In the past, gold was mined from high-grade quartz veins in Table Mountain, which has a cap rock of argillite that acted to concentrate gold in the veins. The Taurus project mineralogy is different: it is down in the valley where the argillite cap is removed and thus the gold-bearing rock has altered, creating broad zones of disseminated, low-grade mineralization.

Brett says the project is an obvious open-pit site with a relatively low stripping ratio. Some previous metallurgical testing indicated good recoveries from heap leaching but other tests came back inconclusive, so the extraction method is still being worked out.

“If we can show it’s heap-leachable, then of course the economics are much better,” Brett says.

Before any development can proceed, however, Cusac has to work out an updated resource estimate.

“One of our key objectives is to try and ratchet the grade of the deposit up,” Brett says.

Until recently, the entire Table Mountain area was viewed only as a high-grade quartz vein system, so only the vein segments of drill cores were sampled, leaving the wall rock untouched.

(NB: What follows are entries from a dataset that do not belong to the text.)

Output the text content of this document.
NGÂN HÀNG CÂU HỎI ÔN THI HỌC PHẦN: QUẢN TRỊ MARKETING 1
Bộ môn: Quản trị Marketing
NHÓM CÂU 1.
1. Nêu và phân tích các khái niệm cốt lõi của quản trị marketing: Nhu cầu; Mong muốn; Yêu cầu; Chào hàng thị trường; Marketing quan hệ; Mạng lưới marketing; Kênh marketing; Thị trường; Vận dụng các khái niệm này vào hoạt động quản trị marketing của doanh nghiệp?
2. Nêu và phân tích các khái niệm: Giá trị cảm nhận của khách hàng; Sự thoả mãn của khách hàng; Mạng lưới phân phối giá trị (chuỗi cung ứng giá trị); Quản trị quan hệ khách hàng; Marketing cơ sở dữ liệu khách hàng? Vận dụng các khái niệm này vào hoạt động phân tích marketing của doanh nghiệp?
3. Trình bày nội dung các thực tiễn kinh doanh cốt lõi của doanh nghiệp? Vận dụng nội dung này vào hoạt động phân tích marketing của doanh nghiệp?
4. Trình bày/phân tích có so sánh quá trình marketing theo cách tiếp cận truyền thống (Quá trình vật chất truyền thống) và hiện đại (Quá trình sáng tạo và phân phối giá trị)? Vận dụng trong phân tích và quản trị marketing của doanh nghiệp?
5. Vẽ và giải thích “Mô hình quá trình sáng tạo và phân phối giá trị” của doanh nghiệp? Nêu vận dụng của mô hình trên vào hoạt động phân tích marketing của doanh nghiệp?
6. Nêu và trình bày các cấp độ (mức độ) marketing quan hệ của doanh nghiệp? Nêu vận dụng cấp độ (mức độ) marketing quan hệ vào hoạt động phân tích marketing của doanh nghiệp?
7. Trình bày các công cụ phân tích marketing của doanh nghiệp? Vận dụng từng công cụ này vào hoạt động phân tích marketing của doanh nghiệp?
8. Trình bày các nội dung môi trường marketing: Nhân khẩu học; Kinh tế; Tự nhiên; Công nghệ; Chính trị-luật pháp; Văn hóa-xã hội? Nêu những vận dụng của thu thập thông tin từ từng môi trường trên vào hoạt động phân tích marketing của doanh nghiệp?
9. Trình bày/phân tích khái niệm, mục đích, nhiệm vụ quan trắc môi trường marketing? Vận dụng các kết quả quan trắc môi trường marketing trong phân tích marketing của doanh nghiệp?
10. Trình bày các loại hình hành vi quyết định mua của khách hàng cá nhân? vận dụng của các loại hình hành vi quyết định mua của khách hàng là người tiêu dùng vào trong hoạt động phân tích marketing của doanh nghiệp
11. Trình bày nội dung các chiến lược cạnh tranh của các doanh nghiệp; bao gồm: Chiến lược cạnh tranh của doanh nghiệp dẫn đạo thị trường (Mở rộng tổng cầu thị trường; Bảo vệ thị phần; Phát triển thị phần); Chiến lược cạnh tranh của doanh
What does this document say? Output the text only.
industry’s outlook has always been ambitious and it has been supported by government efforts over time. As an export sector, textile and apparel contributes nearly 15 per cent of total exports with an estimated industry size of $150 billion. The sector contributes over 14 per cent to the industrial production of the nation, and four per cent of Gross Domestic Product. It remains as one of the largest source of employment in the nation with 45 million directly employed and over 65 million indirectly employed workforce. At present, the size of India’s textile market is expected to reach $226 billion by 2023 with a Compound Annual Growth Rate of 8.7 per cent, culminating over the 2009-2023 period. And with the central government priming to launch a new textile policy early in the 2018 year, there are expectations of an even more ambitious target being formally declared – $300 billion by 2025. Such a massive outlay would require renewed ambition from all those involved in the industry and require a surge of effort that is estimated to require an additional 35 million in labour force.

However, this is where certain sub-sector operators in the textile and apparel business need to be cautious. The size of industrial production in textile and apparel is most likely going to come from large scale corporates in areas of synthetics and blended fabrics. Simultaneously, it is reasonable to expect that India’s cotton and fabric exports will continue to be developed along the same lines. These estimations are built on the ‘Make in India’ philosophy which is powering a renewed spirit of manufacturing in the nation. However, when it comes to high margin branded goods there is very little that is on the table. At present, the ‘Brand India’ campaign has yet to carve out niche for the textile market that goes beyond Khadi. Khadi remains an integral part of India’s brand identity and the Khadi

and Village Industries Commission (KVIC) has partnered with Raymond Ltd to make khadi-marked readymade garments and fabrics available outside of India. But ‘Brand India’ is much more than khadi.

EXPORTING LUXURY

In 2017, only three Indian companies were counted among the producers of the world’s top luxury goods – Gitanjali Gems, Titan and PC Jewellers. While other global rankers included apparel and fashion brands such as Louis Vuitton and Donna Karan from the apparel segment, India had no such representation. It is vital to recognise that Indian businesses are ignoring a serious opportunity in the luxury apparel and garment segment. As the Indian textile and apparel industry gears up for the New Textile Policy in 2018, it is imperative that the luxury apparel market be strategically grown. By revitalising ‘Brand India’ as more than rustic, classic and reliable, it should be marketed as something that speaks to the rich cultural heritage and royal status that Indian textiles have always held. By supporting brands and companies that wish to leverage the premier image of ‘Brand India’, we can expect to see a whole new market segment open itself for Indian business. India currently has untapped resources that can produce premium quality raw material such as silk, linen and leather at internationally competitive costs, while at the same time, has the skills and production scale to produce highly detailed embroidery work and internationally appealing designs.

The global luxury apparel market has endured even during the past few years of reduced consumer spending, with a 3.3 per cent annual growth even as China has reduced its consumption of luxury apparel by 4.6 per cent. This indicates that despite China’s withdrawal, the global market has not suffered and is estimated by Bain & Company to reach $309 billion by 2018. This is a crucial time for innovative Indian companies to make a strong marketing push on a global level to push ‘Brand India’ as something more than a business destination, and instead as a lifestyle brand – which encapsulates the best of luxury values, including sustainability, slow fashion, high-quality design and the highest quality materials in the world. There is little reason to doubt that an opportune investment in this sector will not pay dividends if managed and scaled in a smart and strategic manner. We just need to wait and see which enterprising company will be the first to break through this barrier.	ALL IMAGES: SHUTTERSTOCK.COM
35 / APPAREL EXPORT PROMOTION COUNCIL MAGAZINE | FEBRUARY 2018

“That means there are a lot of zero intervals in the resource estimate that could well be one gram or half a gram gold,” Brett says.

Cusac also intends to continue exploring the Table Mountain site. The Taurus deposit remains open to the west and south. The company recently acquired a number of claims in a nearby canyon.

“It’s what miners like to call a ‘massive quartz blowout,'” Brett says. “It’s probably been prospected by every prospector in the area, but there has been limited drilling in the area, so we’re going in to explore.”